Ingredients: Black Tea Chiffon Cake (Earl Grey)

  • Egg yolk mixture:
  • 5 grams Earl grey (for tea liquid)
  • 70 ml Boiling water (for tea liquid)
  • 3 grams Earl gray (for mixing)
  • 80 grams ☆Cake flour
  • 3 grams ☆Baking powder
  • 3 Egg yolk
  • 50 grams Granulated sugar
  • 30 grams Vegetable oil
  • Meringue:
  • 4 Egg white (chilled well)
  • 30 grams Granulated sugar

How to Make Black Tea Chiffon Cake (Earl Grey)

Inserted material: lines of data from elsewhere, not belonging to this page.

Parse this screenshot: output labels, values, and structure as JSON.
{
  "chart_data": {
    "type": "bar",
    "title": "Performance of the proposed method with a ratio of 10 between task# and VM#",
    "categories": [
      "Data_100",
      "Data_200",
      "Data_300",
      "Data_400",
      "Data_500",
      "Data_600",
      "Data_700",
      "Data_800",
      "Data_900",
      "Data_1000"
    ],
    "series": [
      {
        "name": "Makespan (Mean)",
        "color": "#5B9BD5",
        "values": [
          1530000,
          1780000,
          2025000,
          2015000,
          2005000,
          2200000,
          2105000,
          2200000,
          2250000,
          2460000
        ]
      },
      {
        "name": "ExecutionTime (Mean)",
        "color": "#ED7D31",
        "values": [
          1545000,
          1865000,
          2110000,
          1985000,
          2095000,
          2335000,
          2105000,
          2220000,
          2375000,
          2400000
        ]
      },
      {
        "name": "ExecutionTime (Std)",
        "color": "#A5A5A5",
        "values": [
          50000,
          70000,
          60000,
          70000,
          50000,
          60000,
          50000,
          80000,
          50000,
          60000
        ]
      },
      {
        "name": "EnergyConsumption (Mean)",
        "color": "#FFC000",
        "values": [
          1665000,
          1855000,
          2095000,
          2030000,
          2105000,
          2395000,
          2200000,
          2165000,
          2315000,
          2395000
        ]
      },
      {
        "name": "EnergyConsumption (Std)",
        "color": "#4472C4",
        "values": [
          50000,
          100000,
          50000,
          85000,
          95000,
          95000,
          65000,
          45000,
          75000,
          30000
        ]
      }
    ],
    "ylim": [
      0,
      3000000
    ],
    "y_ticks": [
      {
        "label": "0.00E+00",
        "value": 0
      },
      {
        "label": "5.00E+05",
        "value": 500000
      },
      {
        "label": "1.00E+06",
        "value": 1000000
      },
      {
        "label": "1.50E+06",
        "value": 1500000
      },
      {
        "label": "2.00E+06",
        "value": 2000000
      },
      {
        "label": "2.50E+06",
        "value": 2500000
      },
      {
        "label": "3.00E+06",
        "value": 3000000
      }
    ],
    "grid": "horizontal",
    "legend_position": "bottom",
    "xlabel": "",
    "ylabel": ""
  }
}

If you have prepared the ingredients needed, now time to start cooking. There are 13 steps you must follow to make Black Tea Chiffon Cake (Earl Grey) in your home by yourself.

    Step 1
  • Pour boiling water into a heat proof dish and add earl grey leaves. Allow to stand for 10 minutes and then strain. Use 30g of tea liquid from here. If there is not quite enough liquid add extra water.
  • Step 2
  • Put earl grey tea leaves into the mortar and pestle and grind finely.
  • Step 3
  • Sift ☆ together.
  • Step 4
  • Egg yolk mixture: Put 30 g of tea liquid from step 1 into a bowl. Then add step 2 and 3 in that order. Stir well with a whisk each time.
  • Step 5
  • Meringue: Put egg whites into another bowl and beat with an electric mixer on high speed. Add sugar in two separate batches and continue beating until meringue forms stiff peaks.
  • Step 6
  • Take 1/3 of meringue and add into the egg yolk mixture. Mix slowly with whisk. It is okay if there are small meringue lumps left in the mixture at this stage.
  • Step 7
  • Transfer this mixture into the Step 5 meringue bowl and then use a spatula to cut and fold until the mixture is homogeneous.
  • Step 8
  • Pour the batter into the chiffon pan. The batter should leave a ribbon pattern on the surface for the ideal consistency.
  • Step 9
  • Tap the pan few times on the kitchen counter and run chopsticks around the pan 2 ~ 3 times to release any large air bubbles that might be trapped inside.
  • Step 10
  • Bake in preheated to 170℃ oven for 30 ~ 35 minutes. If it looks like it will burn, cover with aluminum foil.
  • Step 11
  • Once it is baked, turn upside down immediately and rest the pan on a tall heavy bottle. Leave 2 ~ 3 hours to cooling completely.
  • Step 12
  • Remove from mold by running a knife or hands around the cake.
  • Step 13
  • This cake is fluffy and melts in your mouth.